Suddenly, he began to cough violently. He put his hands on his knees and bent over, out of breath. I put my hand on his back, and after a short while, he recovered.
“Back there,” Snake said, “my body … just seized up all of a sudden. It wasn’t like normal. It wasn’t my joints or muscles.”
“It looked like the PMC soldiers all went haywire en masse. I thought it might be a form of an Active Denial System. But I didn’t detect any electromagnetic aberrations. You were lucky—some of those guys’ hearts simply stopped.”
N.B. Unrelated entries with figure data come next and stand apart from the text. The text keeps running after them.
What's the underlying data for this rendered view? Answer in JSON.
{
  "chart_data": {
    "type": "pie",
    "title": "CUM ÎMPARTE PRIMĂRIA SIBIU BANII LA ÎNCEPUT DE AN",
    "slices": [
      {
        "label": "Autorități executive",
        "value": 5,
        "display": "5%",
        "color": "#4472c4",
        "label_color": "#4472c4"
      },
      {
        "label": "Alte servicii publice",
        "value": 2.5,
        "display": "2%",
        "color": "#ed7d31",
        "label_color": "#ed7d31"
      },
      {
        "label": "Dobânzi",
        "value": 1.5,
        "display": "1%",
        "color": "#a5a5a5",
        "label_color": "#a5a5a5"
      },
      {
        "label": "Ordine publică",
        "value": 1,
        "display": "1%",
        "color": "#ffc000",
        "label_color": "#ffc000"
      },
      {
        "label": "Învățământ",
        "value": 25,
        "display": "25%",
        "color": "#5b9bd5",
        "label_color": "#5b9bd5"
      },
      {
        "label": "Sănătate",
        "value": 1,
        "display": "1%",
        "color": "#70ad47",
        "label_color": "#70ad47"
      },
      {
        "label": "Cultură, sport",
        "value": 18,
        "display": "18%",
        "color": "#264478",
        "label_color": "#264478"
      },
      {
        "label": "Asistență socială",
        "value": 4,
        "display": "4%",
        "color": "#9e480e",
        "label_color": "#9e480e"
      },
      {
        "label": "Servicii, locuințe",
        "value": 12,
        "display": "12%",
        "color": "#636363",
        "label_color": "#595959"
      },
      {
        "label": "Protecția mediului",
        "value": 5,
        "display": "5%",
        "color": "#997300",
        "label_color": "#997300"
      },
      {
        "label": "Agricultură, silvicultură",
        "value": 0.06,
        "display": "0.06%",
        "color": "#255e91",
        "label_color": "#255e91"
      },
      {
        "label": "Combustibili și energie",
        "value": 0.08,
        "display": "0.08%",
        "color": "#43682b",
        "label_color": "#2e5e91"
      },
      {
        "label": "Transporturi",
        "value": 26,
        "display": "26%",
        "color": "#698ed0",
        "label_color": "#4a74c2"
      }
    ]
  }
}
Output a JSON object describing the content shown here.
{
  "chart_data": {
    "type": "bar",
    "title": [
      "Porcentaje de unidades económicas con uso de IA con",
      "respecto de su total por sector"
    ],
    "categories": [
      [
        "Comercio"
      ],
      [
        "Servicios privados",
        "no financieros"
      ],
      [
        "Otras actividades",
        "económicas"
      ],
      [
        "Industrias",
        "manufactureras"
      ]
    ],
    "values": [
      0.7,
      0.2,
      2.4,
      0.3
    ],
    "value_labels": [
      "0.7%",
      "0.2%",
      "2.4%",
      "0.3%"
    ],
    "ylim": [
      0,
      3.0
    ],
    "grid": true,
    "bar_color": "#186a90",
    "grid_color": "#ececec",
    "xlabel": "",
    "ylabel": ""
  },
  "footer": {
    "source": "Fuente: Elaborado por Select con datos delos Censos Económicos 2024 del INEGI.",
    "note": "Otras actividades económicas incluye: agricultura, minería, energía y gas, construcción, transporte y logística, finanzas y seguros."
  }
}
Then Snake remembered the woman.
“She was there. Naomi was at Liquid’s side. Otacon, did you see her?”
“No,” I said. Noting Snake’s disappointed expression, I quickly added, “But you’re right. Naomi was there.” I pointed to the syringe, a white autoinjector, on my desk. “I found traces of her DNA in that syringe you were holding.”
“So it was Naomi. Why?”
“Here, let me show you something.”
I sat at my computer and opened a file. Snake tottered over to look over my shoulder.
“Right after it all happened,” I said, “I got a video mail from Naomi. It was sent to my old address. The data checks out—no viruses. The voiceprint matches Naomi’s. And I’m fairly confident the picture hasn’t been digitally synthesized either.”
The video finished loading, and I clicked play.
Naomi’s face filled the screen. The background was dark, but it looked like some kind of storeroom.
“Snake, I’ll make this quick.” Naomi’s expression was urgent. She spoke in a whisper and kept looking over her shoulder. The picture was unsteady—she seemed to be recording herself with a handheld camera.
“I’m in South America. I’ve been captured and forced to do research. It’s Liquid. His goal is to seize control of SOP—the Sons of the Patriots system that controls the soldiers. To do that, he needs to analyze the nanomachines’ structure and find out how they communicate with one another.”
“Was the madness I saw when I faced Liquid,” Snake muttered to himself, “the result of that takeover? Did Liquid already control the System?”
“The nanomachines currently in use by the PMCs are third generation. But their design is derived from that of the first, and the technology is still the same.”
“The first generation?” Snake said to the screen. Drebin had said something along those lines—that the nanomachines in Snake’s body were “old nanomachines” and had caused the interference with the System and blocked him from using non-ID guns.
“I was the one who created the first generation,” Naomi was saying. “A colony of nanomachines—part of which was FOXDIE. Nine years ago, at Shadow Moses, I injected it into your body, Snake. The technology used in FOXDIE was incorporated—inherited, really—by SOP. That’s why Liquid is making me help him hijack the System. Because I know how FOXDIE works.”